You are driving towards a traffic signal when it turns yellow. Your speed limit is the legal speed limit of ${\mathit{v}}_{\mathbf{0}}\mathbf{=}\mathbf{55}\mathbf{}\mathbf{km}\mathbf{/}\mathbf{h}$; your best deceleration rate has a magnitude $\mathit{a}\mathbf{=}\mathbf{5}\mathbf{.}\mathbf{18}\mathbf{}\mathbf{m}\mathbf{/}{\mathbf{s}}^{\mathbf{2}}$. Your best reaction time to begin braking is $\mathit{T}\mathbf{}\mathbf{=}\mathbf{}\mathbf{0}\mathbf{.}\mathbf{75}\mathbf{}\mathit{s}$. To avoid having the front of your car enter the intersection after the light turns red, should you brake to a stop or continue to move at $\mathbf{55}\mathbf{}\mathbf{}\mathbf{km}\mathbf{/}\mathbf{h}$ if the distance to the intersection and the duration of yellow light are (a)$\mathbf{40}\mathbf{}\mathit{m}$ and$\mathbf{2}\mathbf{.}\mathbf{8}\mathbf{}\mathit{s}$ (b)$\mathbf{32}\mathbf{}\mathit{m}$ and $\mathbf{1}\mathbf{.}\mathbf{8}\mathbf{}\mathit{s}$.Give an answer of brake, continue, either (if either strategy works) or neither (if neither strategy works and yellow duration is inappropriate).

Initial velocity is $55\text{km/h}$

Acceleration (a) is $5.18{\text{m/s}}^{\text{2}}$

Distance $x_1=40\text{m}$, Time $T_1=2.8\text{s}$

Distance $x_2=32\text{m}$, Time $T_2=1.8\text{s}$

The problem deals with the kinematic equation of motion in which the motion of an object is described at constant acceleration. Using the formula for the distance and velocity, the distance during reaction time, breaking time and hence total distance can be calculated. Using the calculated quantities it can be determine whether driver should stop or continue to move at $\mathbf{55}\mathbf{}\mathbf{km}\mathbf{/}\mathbf{h}$at different distances and duration.

Formula:

The velocity in kinematic equation is given by,

$v_f^2=v_0^2+2ax$

Let’s consider the direction of motion is +x.
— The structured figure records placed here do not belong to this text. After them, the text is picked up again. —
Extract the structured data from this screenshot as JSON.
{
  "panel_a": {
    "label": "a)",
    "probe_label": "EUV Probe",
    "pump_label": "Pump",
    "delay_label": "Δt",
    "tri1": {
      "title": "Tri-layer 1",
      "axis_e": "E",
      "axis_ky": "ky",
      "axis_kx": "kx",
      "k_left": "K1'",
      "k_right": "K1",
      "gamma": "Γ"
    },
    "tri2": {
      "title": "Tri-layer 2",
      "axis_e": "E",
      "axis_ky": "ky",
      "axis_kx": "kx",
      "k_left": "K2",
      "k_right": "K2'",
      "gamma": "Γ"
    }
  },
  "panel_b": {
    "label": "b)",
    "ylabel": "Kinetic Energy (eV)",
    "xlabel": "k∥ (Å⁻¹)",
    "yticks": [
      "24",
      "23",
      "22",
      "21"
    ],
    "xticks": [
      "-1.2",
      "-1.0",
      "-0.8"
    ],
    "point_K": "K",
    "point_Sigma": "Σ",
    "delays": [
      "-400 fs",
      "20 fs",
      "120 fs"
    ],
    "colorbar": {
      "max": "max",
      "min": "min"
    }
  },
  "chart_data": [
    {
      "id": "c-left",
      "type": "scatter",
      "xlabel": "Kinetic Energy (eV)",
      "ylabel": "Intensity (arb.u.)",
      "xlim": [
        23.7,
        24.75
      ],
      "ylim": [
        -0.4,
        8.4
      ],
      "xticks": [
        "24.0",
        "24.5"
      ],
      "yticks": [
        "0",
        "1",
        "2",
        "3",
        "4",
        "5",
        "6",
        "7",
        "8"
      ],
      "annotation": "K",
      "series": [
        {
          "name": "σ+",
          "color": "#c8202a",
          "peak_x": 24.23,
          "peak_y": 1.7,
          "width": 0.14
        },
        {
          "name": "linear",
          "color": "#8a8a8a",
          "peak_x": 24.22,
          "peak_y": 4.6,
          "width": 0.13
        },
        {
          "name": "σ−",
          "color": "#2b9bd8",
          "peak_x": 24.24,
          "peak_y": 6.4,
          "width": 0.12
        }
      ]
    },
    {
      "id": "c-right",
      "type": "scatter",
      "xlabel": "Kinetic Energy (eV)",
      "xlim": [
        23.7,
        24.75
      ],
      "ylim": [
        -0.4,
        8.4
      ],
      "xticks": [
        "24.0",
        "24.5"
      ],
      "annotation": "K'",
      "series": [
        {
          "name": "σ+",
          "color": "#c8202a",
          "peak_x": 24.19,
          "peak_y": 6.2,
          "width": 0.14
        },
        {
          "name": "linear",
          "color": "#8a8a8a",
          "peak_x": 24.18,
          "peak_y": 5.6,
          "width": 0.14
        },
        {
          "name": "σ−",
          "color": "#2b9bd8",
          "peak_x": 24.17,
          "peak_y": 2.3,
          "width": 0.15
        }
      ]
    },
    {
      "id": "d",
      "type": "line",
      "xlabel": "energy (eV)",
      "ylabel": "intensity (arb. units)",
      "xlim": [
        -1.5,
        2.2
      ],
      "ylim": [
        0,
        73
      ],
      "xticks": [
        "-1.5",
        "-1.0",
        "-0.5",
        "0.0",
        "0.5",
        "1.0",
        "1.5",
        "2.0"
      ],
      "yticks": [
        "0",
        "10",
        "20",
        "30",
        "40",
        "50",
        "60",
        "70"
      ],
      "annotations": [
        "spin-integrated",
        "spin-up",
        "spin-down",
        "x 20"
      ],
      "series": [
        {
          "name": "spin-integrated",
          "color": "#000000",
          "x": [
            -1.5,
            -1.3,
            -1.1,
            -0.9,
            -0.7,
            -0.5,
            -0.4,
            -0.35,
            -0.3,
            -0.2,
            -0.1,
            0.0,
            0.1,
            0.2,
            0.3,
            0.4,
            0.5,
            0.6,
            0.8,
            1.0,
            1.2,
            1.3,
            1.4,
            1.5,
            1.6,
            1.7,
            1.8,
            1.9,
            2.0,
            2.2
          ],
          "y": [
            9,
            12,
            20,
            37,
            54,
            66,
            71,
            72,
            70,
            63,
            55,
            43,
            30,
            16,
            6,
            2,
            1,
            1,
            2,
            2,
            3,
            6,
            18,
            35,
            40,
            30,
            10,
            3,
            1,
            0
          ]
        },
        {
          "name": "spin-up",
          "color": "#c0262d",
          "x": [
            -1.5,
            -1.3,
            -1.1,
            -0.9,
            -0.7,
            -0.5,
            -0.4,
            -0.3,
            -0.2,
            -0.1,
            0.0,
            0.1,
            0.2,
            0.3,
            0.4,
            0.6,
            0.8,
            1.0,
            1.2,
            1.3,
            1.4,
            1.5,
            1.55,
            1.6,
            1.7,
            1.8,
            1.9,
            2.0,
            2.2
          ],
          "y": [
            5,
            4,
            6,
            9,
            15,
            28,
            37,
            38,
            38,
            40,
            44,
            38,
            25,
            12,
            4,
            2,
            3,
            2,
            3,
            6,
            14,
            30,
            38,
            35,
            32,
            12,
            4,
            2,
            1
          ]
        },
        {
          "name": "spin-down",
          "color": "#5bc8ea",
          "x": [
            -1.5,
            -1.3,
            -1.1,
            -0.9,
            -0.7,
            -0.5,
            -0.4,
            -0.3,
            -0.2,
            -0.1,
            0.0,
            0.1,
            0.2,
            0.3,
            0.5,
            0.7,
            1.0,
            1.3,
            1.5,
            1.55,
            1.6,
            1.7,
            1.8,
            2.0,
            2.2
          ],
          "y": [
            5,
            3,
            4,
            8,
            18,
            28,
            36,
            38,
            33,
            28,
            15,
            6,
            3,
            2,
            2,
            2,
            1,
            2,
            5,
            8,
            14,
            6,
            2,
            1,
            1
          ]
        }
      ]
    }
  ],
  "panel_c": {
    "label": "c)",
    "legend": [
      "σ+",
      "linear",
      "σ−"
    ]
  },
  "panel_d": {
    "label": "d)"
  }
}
so$a=-5.18{\text{m/s}}^{\text{2}}$ and

$\begin{array}{rcl}{v}_0& =& 55\text{km/h}\\ & =& 15.28\text{m/s}\end{array}$

The distance traveled during the reaction time is

$\begin{array}{rcl}{d}_r& =& v_{0}T\\ d_r& =& \left(15.28\frac{\text{m}}{\text{s}}\right)\left(0.75\right)\\ d_r& =& 11.46\text{m}\end{array}$

The distance traveled during the breaking is

$\begin{array}{rcl}{v}^2& =& {v_0}^2+2a{d}_b\\ d_b& =& -\frac{15.28{\text{m}}^{\text{2}}{\text{/s}}^{\text{2}}}{2\left(-5.18{\frac{\text{m}}{{\text{s}}^{\text{2}}}}^2\right)}\\ & =& 22.53\text{m}\end{array}$

Thus, total distance traveled is

$\begin{array}{rcl}{d}_r+d_b& =& 11.46\text{m}+22.53\text{m}\\ & =& 34.0\text{m}\end{array}$

So driver is able to stop in time. If he continues at$v_0$, the car would enter the intersection

$\begin{array}{rcl}t& =& \frac{40\text{m}}{5.28\text{m/s}}\\ & =& 2.6\text{s}\end{array}$

This is sufficient to enter the intersection before light turns. But it is too small to continue driving. So it would be advisable for the driver to stop.

Total distance to stop is greater than the distance to the intersection; hence the driver can’t stop without the front of the car being few meters into the consideration.

Time to reach this distance is$\frac{32}{15.28}\text{m/s}=2.1\text{s}$.

This time is greater than that of the available time. So this is tricky situation. Driver would not be able to stop and would be able to just cross the intersection.